Results: Data collection and analyses are ongoing and will be completed by February 2018. While some clinicians noted that they had provided services to a handful of adults with autism, many did not have any experience treating this population. Most participants had no training or education in treating adults with autism and could only describe a few autism symptoms. Many clinicians were open to working with adults with autism, but lacked confidence to provide proper treatment due to inadequate knowledge about effective strategies for this population. For example, one clinician noted during her experience providing therapy to an adult with autism, “I was asking him the wrong questions or I was saying things in a way that I wasn't communicating or getting through to him. So it was challenging for me and…probably frustrating for the client.”

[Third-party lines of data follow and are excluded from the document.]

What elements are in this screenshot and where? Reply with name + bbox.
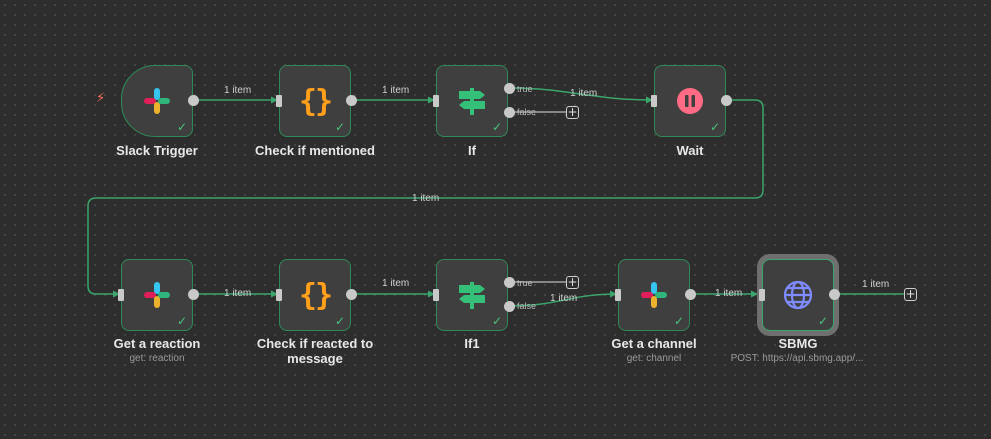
edge-label: 1 item [382,278,410,289]
output-handle-false[interactable] [504,301,515,312]
output-handle[interactable] [346,95,357,106]
node-label: If1 [464,336,480,351]
node-check-if-mentioned[interactable]: {} ✓ [276,65,357,137]
input-handle[interactable] [433,95,439,107]
node-label: Get a channel [611,336,697,351]
pause-icon [673,84,707,118]
add-node-button[interactable]: + [566,275,579,289]
globe-icon [781,278,815,312]
node-get-a-channel[interactable]: ✓ [615,259,696,331]
output-handle[interactable] [188,289,199,300]
output-handle-true[interactable] [504,277,515,288]
curly-braces-icon: {} [298,277,333,313]
checkmark-icon: ✓ [491,120,502,134]
add-node-button[interactable]: + [904,287,917,301]
slack-icon [637,278,671,312]
signpost-icon [455,84,489,118]
edge-label: 1 item [715,288,743,299]
checkmark-icon: ✓ [176,314,187,328]
node-wait[interactable]: ✓ [651,65,732,137]
branch-label-false: false [517,107,537,117]
checkmark-icon: ✓ [491,314,502,328]
output-handle[interactable] [721,95,732,106]
node-sublabel: get: channel [626,353,682,364]
edge-label: 1 item [550,293,578,304]
input-handle[interactable] [759,289,765,301]
curly-braces-icon: {} [298,83,333,119]
edge-wait-to-reaction [87,99,764,295]
edge-label: 1 item [224,85,252,96]
checkmark-icon: ✓ [334,314,345,328]
edge-label: 1 item [224,288,252,299]
node-sublabel: POST: https://api.sbmg.app/... [730,353,864,364]
edge-label: 1 item [570,88,598,99]
input-handle[interactable] [276,289,282,301]
branch-label-false: false [517,301,537,311]
output-handle[interactable] [829,289,840,300]
node-if[interactable]: ✓ [433,65,515,137]
checkmark-icon: ✓ [817,314,828,328]
add-node-button[interactable]: + [566,105,579,119]
node-label: Get a reaction [113,336,201,351]
checkmark-icon: ✓ [709,120,720,134]
node-label: Slack Trigger [116,143,198,158]
node-sublabel: get: reaction [129,353,185,364]
output-handle[interactable] [685,289,696,300]
output-handle[interactable] [346,289,357,300]
node-if1[interactable]: ✓ [433,259,515,331]
edge-label: 1 item [862,279,890,290]
node-label: If [468,143,476,158]
edge-label: 1 item [382,85,410,96]
checkmark-icon: ✓ [176,120,187,134]
node-label: Wait [676,143,704,158]
node-sbmg[interactable]: ✓ [759,259,840,331]
node-check-if-reacted[interactable]: {} ✓ [276,259,357,331]
output-handle-true[interactable] [504,83,515,94]
edge-if1-false-to-channel [508,293,618,307]
branch-label-true: true [517,278,533,288]
node-get-a-reaction[interactable]: ✓ [118,259,199,331]
edge-label: 1 item [412,193,440,204]
checkmark-icon: ✓ [334,120,345,134]
slack-icon [140,278,174,312]
input-handle[interactable] [615,289,621,301]
node-label: Check if reacted to message [256,336,374,366]
branch-label-true: true [517,84,533,94]
edge-if-true-to-wait [508,87,654,101]
checkmark-icon: ✓ [673,314,684,328]
lightning-bolt-icon: ⚡ [96,91,106,106]
node-label: Check if mentioned [255,143,375,158]
output-handle[interactable] [188,95,199,106]
input-handle[interactable] [651,95,657,107]
input-handle[interactable] [433,289,439,301]
slack-icon [140,84,174,118]
node-slack-trigger[interactable]: ✓ [121,65,199,137]
output-handle-false[interactable] [504,107,515,118]
node-label: SBMG [778,336,818,351]
input-handle[interactable] [118,289,124,301]
signpost-icon [455,278,489,312]
input-handle[interactable] [276,95,282,107]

Conclusions: Many CMHC clinicians do not have the confidence or skills to effectively address the needs of adults with autism. Clinicians could be better equipped to do so with the right training. From their perspective, priority training needs include a deeper understanding of core autism symptoms and how those affect the therapeutic relationship, along with direction on modifying treatment strategies for adults with autism. Clinicians would be interested in participating in an interactive training program, preferably with involvement from adults with autism, role-play exercises, discussion of actual cases, and ongoing consultation. Clinician training would increase their competence and confidence to provide needed services that will enhance the quality of life of adults with autism.